The Times of London reported his death on August 12:
We have to record, with feelings of the most sincere regret, the death of His Eminence Cardinal Newman. He died last evening at the Oratory, Edgbaston, in his 90th year, after less than three days' illness. The Cardinal has for many years manifested the feebleness of advanced age, although he has fully retained his mental faculties, and has rallied in a wonderful manner from more than one severe illness. . . .
"The medical attendants have issued the following account of their patient's last illness. "The Oratory, August 11, 1890. His Eminence Cardinal Newman was seized with inflammation of the right lung at 2 o'clock a.m. on Sunday, August 10. He very rapidly became worse until this evening at 8:45, when he expired. His Eminence expressed himself as feeling quite well an hour before this attack occurred.—G. Vernon Blunt, M.D.; C. H. Jenner Hogg, M.R.C.S.E." The private prayers of the congregation were asked for the Cardinal at the Oratory Church on Sunday, and in the evening there were numerous and anxious inquiries respecting him. He will be buried at the little country retreat of the Oratorians, at Rednall, where there is a private cemetery and chapel. The body will be exposed in the Oratory Church from noon today until it is removed for burial. The date of the funeral is not yet fixed.

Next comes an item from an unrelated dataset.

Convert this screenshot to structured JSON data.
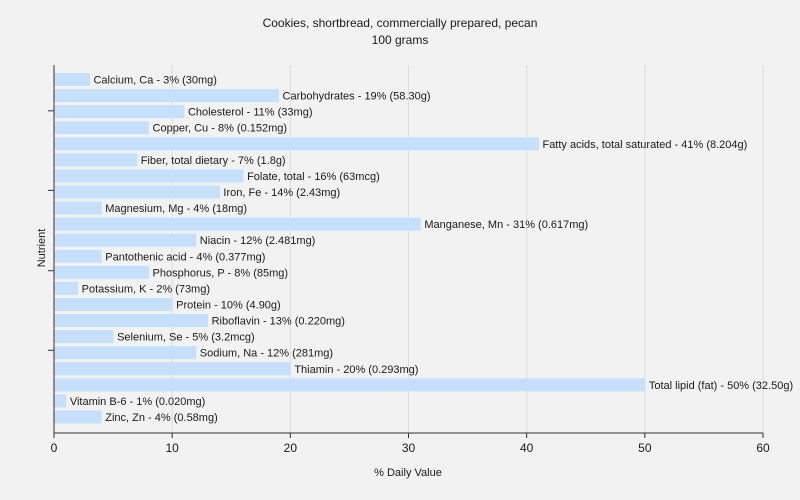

Of course, he was buried in Oratorian cemetery in Rednal with Ambrose St. John his great friend and aide in establishing the English Oratorian Congregations. Now his shrine is in the Birmingham Oratory. You might remember that when they exhumed his body in preparation for the shrine, the grave was nearly empty: there are no first class relics.
Since St. Clare of Assisi's feast day is August 11 when Newman was beatified in 2010 the date of his conversion, October 9 (1845) was chosen as his feast day.
Ex umbris et imaginibus in veritatem--Out of shadows and imagination into truth!
Two days before he died his niece Grace Longford, the only child of his estranged sister Harriett visited him. Newman had not seen her since she was three years old. More about his death here.
Cor ad Cor Loquitor--Heart Speaks unto Heart!
From Elgar's setting of Newman's The Dream of Gerontius, "Sanctus fortis, Sanctus Deus" sung by Richard Lewis as Gerontius with the Hallé Orchestra conducted by Sir John Barbirolli (includes "Firmly I Believe in Truly"):
Firmly I believe and truly
God is Three and God is One;
and I next acknowledge duly
manhood taken by the Son.
And I trust and hope most fully
in that manhood crucified;
and each thought and deed unruly
do to death, as he has died.
Simply to his grace and wholly
light and life and strength belong,
and I love supremely, solely,
him the holy, him the strong.
And I hold in veneration,
for the love of him alone,
Holy Church as his creation,
and her teachings as his own.
Adoration ay be given,
with and through the angelic host,
to the God of earth and heaven,
Father, Son, and Holy Ghost.
Mark and I listened to this CD often: I think it is out of print, so to speak: Heart Speaks to Heart, A spiritual day with Blessed John Henry Newman in words and music! From Matins to Compline, featuring hymns and poems by Newman and narration by Archbishop Bernard Longley of the Birmingham Diocese, it's a beautiful compilation! (I will listen to it today--and one does have to listen because Archbishop Longley is soft spoken!)
Blessed John Henry Newman, pray for us!